町名変更

2020/10/06 (Tue)
町名変更江戸時代の封建的身分に士農工商という身分制度があったことは多くの国民の知るところであろうが、その下の身分に穢多非人(えたひにん)があったことは、現代では殆ど知られていない。
穢多は斃牛馬(へいぎゅうば)処理、皮革の加工、農業や雑業的手工業などを行い、非人は主として乞食(こじき)をしたが、刑場の特にむごい下役には非人が従事させられ、一般庶民との交際を禁じられるなど、厳しい差別を受けた。
このような封建的身分は明治維新の改革で廃止されたが、蔑視(べっし)と迫害は続き「部落差別」として今日にまで禍根を残している。
全国各地に穢多非人の住む地区があり、米沢も御多分に漏れず存在したので、小生が幼少の頃は「その地区に近づくな」と諭されことを覚えている。
1962年5月10日に、町をわかりやすくしたり、郵便物を配達しやすくしたりすることを目的にした住居表示に関する法律が施行され、それまでの通り名である町名が区画名に変更になった機会に、「部落差別」を受けていた町名を変更した自治体が多かったが、何故か本市では「部落差別」の町名がそのまま残ってしまった。
桜木町や丸の内と町名を変える前に、部落差別を受けた町名を変えるのが妥当と思うが、何故旧町名が残ったのか今でも疑問に思っている。
現在その地区に住まわれている、ある御婦人から「町名変更をしたいから調べてほしい」との依頼があったので、市役所の案内係に尋ねたところ担当部署は財政課とのことなので財政課のA係長と面談した。

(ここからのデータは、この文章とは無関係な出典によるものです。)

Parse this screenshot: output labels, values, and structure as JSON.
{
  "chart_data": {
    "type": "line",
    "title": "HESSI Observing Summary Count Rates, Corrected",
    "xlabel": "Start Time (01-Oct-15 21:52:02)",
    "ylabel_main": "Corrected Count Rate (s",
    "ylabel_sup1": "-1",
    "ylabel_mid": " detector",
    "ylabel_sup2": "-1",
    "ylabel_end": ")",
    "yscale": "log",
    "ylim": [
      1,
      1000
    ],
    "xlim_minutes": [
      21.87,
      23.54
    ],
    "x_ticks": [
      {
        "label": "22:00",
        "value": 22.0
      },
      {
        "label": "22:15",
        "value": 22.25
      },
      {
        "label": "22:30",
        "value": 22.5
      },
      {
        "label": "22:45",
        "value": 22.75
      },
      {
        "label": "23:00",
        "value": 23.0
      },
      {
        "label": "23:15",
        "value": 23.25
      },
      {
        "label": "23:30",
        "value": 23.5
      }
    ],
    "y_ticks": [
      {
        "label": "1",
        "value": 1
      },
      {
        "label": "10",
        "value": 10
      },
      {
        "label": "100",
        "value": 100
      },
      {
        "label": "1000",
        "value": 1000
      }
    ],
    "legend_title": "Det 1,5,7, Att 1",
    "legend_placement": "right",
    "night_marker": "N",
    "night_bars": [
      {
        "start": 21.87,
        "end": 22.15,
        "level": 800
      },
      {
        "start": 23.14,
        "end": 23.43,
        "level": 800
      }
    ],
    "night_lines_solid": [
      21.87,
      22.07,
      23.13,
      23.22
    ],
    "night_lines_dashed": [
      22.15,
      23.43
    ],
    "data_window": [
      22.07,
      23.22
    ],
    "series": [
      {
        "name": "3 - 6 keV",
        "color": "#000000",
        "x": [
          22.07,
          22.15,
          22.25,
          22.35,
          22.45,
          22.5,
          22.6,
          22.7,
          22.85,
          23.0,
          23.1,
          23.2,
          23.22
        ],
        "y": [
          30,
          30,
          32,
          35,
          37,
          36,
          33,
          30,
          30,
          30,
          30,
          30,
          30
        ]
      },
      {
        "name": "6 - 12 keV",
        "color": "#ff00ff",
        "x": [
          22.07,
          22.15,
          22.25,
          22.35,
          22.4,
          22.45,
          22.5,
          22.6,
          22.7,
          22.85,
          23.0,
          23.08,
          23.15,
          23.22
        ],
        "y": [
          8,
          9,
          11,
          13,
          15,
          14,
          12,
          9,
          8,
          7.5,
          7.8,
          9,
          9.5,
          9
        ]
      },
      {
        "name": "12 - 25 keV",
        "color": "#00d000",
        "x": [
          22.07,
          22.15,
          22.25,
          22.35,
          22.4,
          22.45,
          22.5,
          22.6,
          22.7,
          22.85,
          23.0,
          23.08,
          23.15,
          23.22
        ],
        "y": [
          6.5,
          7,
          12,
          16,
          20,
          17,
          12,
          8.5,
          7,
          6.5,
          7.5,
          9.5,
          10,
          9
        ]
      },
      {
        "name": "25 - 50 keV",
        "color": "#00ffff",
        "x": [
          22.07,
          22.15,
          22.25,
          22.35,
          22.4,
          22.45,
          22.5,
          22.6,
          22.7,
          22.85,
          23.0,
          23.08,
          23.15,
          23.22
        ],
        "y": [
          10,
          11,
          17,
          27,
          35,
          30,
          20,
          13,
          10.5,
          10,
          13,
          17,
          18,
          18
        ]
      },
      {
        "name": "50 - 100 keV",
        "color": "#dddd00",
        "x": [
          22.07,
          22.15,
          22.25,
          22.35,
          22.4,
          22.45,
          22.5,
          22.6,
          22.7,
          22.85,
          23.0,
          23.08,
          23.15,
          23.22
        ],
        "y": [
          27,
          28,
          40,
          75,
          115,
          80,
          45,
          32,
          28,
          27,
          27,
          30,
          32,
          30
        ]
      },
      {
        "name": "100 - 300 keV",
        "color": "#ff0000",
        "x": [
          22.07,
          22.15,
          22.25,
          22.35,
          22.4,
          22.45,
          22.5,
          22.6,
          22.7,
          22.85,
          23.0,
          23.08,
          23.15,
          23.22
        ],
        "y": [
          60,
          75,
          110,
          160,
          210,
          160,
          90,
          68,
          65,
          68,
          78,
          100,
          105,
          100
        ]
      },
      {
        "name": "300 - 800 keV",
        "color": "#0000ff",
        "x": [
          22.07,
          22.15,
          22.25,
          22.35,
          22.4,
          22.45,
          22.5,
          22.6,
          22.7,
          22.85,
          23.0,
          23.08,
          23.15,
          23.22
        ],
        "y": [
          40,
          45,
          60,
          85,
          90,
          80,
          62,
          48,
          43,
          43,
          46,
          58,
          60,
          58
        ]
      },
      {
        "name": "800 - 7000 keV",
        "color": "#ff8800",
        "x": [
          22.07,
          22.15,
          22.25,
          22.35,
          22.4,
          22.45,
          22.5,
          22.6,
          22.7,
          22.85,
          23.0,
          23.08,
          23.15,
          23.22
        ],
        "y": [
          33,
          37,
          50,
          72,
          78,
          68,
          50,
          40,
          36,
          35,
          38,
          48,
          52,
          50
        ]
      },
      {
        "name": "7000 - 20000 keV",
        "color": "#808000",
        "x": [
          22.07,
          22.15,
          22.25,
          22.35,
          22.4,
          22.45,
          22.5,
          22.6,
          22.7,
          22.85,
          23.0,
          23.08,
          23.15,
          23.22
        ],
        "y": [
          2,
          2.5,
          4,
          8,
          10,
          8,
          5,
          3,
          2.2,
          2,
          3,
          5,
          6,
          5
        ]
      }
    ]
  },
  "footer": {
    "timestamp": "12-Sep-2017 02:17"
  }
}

すると「うちの課ではないので調べて御返事を差し上げます」とのこと。
その日のうちに返事が来て「担当部署は市民課です。町名を変更するにはその地区住民の承諾をとり要望書を出してください」とのことだった。
早速御婦人に報告申し上げたが、今の若い人には穢多非人を知る人も少なく、60年近く使用している町名を変えることに住民の賛同が得られるかどうかは疑問に思った。